Emilio Blanco Izaga (1892–1949) was a Spanish military comptroller, ethnographer and architect, who developed his career in the Spanish protectorate in Morocco. He published a number of ethnographic and architectural essays on the Rif region.

== Biography ==
Born on 15 March 1892 in Orduña, Biscay, he licentiated from the Infantry Academy in 1913. He was destined to Larache, in the Spanish protectorate in Morocco in 1914. A military colonial comptroller in the Spanish protectorate in Morocco from 1927 to 1945, he served as delegate for Native Affairs from 1944 to 1945.

Ascribed to Africanism, according to Alfonso Iglesias Amorín, Blanco fitted better a profile in the vein of the 19th-century Spanish africanists, underpinned by a greater respect for the local population, a greater awareness of the social and cultural fabric of the Protectorate, and a preference for peaceful solutions rather than the africanomilitarismo subset embodied by the likes of Francisco Franco, José Sanjurjo, Emilio Mola, José Millán-Astray and Juan Yagüe, characterised for vying for a rapid military promotion, a lesser cultural acumen and for espousing anti-democratic views.
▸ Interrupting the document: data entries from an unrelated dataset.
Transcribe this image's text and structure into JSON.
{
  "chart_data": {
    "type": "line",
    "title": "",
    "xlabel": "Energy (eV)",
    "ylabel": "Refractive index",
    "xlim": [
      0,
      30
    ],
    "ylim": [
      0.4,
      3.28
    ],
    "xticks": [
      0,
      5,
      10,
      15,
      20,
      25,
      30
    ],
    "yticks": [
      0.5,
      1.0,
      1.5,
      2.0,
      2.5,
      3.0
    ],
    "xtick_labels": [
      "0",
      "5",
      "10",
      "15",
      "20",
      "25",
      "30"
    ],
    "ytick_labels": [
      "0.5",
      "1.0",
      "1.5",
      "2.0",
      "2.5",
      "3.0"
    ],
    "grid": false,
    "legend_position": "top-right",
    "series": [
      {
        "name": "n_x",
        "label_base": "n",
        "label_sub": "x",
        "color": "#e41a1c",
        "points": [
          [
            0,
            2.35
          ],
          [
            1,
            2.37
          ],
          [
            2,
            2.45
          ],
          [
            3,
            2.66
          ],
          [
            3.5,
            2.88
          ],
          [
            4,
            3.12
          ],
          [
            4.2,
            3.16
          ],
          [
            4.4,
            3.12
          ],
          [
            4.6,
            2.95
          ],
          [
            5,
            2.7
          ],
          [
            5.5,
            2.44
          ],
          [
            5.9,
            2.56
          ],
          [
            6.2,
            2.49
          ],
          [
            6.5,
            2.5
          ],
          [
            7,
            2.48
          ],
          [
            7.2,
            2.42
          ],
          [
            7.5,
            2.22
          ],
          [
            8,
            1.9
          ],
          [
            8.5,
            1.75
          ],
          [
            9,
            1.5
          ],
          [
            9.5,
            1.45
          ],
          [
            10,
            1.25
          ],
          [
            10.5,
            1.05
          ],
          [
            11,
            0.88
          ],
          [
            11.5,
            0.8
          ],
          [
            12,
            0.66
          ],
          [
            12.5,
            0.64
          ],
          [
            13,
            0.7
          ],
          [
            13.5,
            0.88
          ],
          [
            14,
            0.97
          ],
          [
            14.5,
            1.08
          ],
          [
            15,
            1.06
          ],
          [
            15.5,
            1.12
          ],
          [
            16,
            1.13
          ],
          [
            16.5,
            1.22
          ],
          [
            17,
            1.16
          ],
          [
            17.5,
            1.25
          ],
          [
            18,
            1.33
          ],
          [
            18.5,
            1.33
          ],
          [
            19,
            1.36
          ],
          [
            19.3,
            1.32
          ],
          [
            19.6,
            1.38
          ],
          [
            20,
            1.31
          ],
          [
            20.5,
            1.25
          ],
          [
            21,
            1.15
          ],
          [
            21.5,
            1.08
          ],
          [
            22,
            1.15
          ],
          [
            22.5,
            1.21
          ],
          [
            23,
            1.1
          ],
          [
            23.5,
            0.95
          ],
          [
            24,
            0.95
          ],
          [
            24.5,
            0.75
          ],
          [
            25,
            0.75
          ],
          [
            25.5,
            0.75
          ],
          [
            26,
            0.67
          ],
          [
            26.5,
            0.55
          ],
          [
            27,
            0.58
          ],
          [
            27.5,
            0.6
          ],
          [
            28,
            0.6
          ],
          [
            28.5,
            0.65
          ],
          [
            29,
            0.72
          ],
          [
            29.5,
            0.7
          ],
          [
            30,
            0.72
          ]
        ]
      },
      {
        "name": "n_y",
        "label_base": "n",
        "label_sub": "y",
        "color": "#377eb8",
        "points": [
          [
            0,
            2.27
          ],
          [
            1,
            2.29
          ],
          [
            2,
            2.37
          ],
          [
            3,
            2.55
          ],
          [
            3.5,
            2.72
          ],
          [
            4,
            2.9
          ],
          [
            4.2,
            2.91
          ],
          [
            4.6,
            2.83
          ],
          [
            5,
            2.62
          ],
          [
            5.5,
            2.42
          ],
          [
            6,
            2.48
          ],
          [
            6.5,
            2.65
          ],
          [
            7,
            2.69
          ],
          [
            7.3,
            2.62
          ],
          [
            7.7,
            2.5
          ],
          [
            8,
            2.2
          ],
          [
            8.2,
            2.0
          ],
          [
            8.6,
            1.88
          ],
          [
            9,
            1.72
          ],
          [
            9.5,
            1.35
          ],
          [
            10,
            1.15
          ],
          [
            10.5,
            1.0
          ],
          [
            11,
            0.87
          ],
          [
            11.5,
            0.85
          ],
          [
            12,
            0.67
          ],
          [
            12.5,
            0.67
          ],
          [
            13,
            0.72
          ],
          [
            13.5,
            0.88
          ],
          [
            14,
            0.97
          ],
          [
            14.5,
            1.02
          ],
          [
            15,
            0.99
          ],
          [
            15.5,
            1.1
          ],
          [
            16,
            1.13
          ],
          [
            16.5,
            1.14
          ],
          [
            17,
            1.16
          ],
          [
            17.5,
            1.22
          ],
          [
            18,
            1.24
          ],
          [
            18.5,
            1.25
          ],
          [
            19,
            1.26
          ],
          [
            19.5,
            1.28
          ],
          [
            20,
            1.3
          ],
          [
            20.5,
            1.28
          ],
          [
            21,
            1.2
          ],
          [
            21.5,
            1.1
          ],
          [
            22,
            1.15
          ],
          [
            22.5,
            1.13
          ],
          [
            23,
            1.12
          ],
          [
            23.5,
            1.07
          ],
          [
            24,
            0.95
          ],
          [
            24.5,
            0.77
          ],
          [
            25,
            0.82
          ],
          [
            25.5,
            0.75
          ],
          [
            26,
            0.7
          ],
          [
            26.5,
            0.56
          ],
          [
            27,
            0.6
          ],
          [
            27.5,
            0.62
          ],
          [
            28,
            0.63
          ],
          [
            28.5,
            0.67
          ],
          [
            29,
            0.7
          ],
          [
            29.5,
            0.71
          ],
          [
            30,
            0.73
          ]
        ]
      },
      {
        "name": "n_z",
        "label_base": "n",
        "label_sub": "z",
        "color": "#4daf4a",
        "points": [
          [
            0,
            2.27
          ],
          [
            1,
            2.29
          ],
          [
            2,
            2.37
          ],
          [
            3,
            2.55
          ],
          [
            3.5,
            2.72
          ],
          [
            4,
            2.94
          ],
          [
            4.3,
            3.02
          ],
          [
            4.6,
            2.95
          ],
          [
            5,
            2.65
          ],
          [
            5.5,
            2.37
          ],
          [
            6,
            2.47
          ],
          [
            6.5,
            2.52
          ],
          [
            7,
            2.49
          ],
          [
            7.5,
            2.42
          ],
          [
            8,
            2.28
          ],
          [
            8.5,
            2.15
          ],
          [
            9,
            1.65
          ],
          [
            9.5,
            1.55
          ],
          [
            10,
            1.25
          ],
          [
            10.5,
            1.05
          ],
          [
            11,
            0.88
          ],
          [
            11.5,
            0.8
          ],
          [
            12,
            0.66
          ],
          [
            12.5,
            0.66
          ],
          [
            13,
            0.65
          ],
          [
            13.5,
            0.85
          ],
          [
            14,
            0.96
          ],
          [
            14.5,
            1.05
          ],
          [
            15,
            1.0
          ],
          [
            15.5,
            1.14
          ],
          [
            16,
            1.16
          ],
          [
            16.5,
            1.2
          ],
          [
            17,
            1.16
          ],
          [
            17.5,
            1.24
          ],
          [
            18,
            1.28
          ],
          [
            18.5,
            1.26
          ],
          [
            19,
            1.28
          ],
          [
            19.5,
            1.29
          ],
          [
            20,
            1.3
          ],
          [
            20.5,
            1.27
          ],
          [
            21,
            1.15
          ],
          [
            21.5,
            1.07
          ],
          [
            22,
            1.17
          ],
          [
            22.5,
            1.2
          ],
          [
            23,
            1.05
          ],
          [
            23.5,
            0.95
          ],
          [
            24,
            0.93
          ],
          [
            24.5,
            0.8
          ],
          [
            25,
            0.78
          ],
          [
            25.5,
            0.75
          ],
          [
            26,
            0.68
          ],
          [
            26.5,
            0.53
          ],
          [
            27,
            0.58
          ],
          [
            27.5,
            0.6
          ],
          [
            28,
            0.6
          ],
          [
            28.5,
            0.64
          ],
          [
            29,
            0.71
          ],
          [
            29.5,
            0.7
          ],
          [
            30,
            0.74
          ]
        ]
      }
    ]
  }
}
A Berberophile, he was weary of the Arab and French influences on the Berbers, rejecting both Western and Arab influences in the architecture of the region. Striving towards finding an ideal style from the Riffians, he projected a number of small buildings in the protectorate based on a mashup of ksar from Southern Morocco, Neo-Pharaonic Egyptian architecture and Pre-Columbian models.

A keen researcher of the Riffian customary law, he praised the perks of keeping the local assemblies in force, opposed to the influence dictated by the Makhzen; he got to the point of stating "what is ridiculous (on the Part of the Spanish colonial administration) is not having protected the Rif from Sharia contamination".

He died in 1949 in Madrid.

Juan Bautista Vilar has described him as "probably the most relevant Spanish rifeñista from the 20th century".

== Works ==

- La vivienda rifeña: ensayo de característica e interpretación con ilustraciones del autor (1930)
- El Rif. La ley rifeña: los cánones rifeños comentados (1939).